The control of the plant dynamic response is treated separately, without compromise, from the optimal control of plant disturbance. All of the required operations are based on adaptive filtering techniques. Following the proposed methodology, knowledge of adaptive signal processing allows one to go deeply into the field of adaptive control.

In order for the adaptive inverse control to work, the plant must be stable. If the plant is not stable, then conventional feedback methods should be used to stabilize it. Generally, the form of feedback is not critical and would not need to be optimized. If the plant is stable to begin with, no feedback would be required.

Adaptive inverse control places an adaptive filter whose transfer function converges to the inverse or reciprocal of that plant in cascade with it. If the plant is minimum-phase, an inverse is easily obtained. If the plant is nonminimum-phase, a delayed inverse can be obtained. The delay in the inverse results in a delay in overall system response, but this inevitable with a nonminmum-phase plant.
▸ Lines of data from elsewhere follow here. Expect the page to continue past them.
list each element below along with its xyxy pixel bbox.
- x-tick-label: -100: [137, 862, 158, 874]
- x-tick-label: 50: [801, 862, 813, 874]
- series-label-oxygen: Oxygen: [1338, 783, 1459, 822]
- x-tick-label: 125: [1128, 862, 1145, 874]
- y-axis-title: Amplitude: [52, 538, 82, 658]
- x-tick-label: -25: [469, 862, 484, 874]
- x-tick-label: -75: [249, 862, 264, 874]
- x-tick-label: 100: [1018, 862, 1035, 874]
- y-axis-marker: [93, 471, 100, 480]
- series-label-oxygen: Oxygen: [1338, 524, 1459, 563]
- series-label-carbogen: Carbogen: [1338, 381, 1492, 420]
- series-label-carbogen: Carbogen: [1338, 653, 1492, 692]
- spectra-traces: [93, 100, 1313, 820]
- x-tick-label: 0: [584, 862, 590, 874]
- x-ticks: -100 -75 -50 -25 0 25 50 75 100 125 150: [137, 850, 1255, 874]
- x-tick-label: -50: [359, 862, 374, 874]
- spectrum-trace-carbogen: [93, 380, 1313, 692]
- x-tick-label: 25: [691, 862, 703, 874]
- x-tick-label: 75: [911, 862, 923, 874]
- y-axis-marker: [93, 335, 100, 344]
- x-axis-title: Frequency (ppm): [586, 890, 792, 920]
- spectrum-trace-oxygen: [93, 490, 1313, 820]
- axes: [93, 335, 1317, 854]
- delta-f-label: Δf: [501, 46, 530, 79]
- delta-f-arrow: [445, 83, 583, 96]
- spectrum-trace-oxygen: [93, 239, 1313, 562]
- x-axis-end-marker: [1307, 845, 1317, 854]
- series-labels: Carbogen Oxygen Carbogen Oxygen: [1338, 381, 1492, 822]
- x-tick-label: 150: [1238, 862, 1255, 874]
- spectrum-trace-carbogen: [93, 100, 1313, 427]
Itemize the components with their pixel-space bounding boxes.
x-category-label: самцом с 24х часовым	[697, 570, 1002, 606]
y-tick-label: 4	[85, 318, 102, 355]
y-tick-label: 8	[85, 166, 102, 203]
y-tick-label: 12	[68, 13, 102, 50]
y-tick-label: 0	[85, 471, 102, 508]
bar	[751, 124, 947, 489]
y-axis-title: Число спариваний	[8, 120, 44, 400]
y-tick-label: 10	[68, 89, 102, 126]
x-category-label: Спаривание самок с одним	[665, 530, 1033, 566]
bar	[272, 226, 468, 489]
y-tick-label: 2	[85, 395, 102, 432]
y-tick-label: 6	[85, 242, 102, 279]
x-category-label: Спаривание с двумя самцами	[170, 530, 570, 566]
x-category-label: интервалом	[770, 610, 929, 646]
The basic idea can be used to implement "model-reference control" by adapting the cascaded filter to cause the overall system response to match a preselected model response.

Disturbance in a minimum-phase or nonminimum-phase plant, can be optimally controlled by a special circuit that obtains the disturbance of the plant output, filters it, and feeds it back into the plant input. The circuit works in such a way that the feedback does not alter the dynamic plant response. So disturbance control and control of dynamic response can be accomplished independently. The same ideas work for MIMO systems as well as SISO systems.

Control of nonlinear plants is an important subject that raises significant issues. Since a nonlinear plant does not have a transfer function, how would it have an inverse? By cascading a nonlinear adaptive filter based on neural networks with the nonlinear plant, the filter can learn to drive the plant as if it were the plant's inverse. This works surprisingly well for a range of training and operating signals. Control of dynamic response and plant disturbance can be done. Examples and demonstrations will be presented.

These methods show a great promise, but much more work needs to be done to characterize system responses and to establish optimality of disturbance control. This is very much an open area for research.

bio: Dr. Bernard Widrow is a Professor of Electrical Engineering at Stanford University. His fields of teaching and research are signal processing, neural networks, pattern recognition, adaptive filtering, and adaptive control systems. Before coming to Stanford in 1959, he taught at MIT. He did undergraduate and graduate training there, and received the Doctor of Science Degree at MIT in 1956.

Dr. Widrow is author of two books: "Adaptive Signal Processing", and "Adaptive Inverse Control", both published by Prentice-Hall. A third book, entitled "Quantization Noise" will soon be completed. Each is the first kind, established new fields of research and engineering that are being pursued worldwide by students, faculty, and practicing engineers.